The value of an incident is the learning it produces, and the postmortem is how that learning is captured. Rather than moving on once service is restored, a postmortem documents the event honestly and turns it into concrete improvements. The most effective ones are blameless, focusing on systems rather than scapegoats.

What a postmortem is for

A postmortem exists to extract durable lessons from an incident. It records what happened, the impact, the timeline, and the contributing factors, then defines action items to reduce the chance or severity of a recurrence.
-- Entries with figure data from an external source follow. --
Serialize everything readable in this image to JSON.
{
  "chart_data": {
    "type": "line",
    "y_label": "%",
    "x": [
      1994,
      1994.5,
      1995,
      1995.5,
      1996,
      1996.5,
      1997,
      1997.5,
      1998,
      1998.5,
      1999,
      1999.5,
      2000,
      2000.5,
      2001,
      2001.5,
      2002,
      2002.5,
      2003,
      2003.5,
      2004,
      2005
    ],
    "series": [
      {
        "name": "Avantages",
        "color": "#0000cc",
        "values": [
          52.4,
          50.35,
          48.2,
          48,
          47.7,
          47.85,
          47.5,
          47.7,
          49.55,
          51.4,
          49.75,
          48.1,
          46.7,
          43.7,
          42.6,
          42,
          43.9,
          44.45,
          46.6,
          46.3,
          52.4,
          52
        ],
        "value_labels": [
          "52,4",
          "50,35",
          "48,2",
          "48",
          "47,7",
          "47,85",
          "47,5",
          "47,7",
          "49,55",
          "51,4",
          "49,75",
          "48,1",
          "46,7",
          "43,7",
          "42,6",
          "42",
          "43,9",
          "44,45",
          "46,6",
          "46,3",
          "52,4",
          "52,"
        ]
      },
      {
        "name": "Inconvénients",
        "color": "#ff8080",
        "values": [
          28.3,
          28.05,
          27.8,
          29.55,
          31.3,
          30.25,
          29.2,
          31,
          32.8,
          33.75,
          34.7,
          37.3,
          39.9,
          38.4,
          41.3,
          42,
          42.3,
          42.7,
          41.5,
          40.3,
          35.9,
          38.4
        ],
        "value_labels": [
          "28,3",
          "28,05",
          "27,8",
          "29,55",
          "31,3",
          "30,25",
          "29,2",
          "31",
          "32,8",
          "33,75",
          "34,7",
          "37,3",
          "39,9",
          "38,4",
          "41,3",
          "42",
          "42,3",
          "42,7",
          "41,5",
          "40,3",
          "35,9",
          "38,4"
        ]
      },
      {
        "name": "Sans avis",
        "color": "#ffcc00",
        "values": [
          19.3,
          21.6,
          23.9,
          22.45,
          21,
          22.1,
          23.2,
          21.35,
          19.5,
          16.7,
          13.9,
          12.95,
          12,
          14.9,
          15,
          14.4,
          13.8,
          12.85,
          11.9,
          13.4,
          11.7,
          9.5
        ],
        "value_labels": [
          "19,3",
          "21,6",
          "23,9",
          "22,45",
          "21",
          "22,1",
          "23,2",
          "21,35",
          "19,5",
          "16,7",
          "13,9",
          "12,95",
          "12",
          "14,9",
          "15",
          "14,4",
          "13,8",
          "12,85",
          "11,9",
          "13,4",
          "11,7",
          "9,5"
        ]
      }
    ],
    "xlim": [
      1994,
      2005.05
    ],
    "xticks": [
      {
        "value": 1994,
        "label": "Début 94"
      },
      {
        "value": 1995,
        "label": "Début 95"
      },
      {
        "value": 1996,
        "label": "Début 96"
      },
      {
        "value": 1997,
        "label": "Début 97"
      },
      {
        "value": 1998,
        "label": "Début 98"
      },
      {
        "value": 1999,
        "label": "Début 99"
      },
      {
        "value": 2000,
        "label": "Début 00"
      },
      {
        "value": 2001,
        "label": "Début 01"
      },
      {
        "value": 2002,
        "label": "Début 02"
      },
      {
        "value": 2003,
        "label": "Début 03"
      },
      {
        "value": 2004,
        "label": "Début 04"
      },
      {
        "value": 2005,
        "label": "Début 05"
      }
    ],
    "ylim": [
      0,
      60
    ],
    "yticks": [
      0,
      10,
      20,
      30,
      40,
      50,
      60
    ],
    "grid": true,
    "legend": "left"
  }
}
Its output is improvement, not just a description of the past.

Why blameless

A blameless postmortem assumes people acted reasonably given what they knew, and looks for systemic causes rather than individuals to fault. The reason is practical: if people fear blame, they hide information, and the review loses the honesty it needs. Blamelessness is what makes the truth surface.

What a postmortem contains

  • A summary of the incident and its customer impact.
  • A detailed timeline from detection to resolution.
  • Contributing factors and the conditions that allowed them.
  • Concrete, owned, time-bound action items.
  • What went well, not only what went wrong.

From findings to action

A postmortem only delivers value if its action items are actually done. Vague aspirations like "be more careful" change nothing; specific, assigned, tracked improvements do. The discipline of following through on postmortem actions is what turns repeated incidents into a steadily more resilient system.

Postmortems and deployments

Because deploys cause many incidents, postmortems frequently surface delivery weaknesses: a missing post-deploy check, an absent rollback path, inadequate canary monitoring. The action items often harden the pipeline itself, so the next risky deploy is safer than the last.

Key takeaways

  • A postmortem reviews an incident to prevent recurrence.
  • Blameless reviews focus on systems, not individuals, to get honesty.
  • It includes a timeline, contributing factors, and action items.
  • Deploy-related postmortems often harden the pipeline.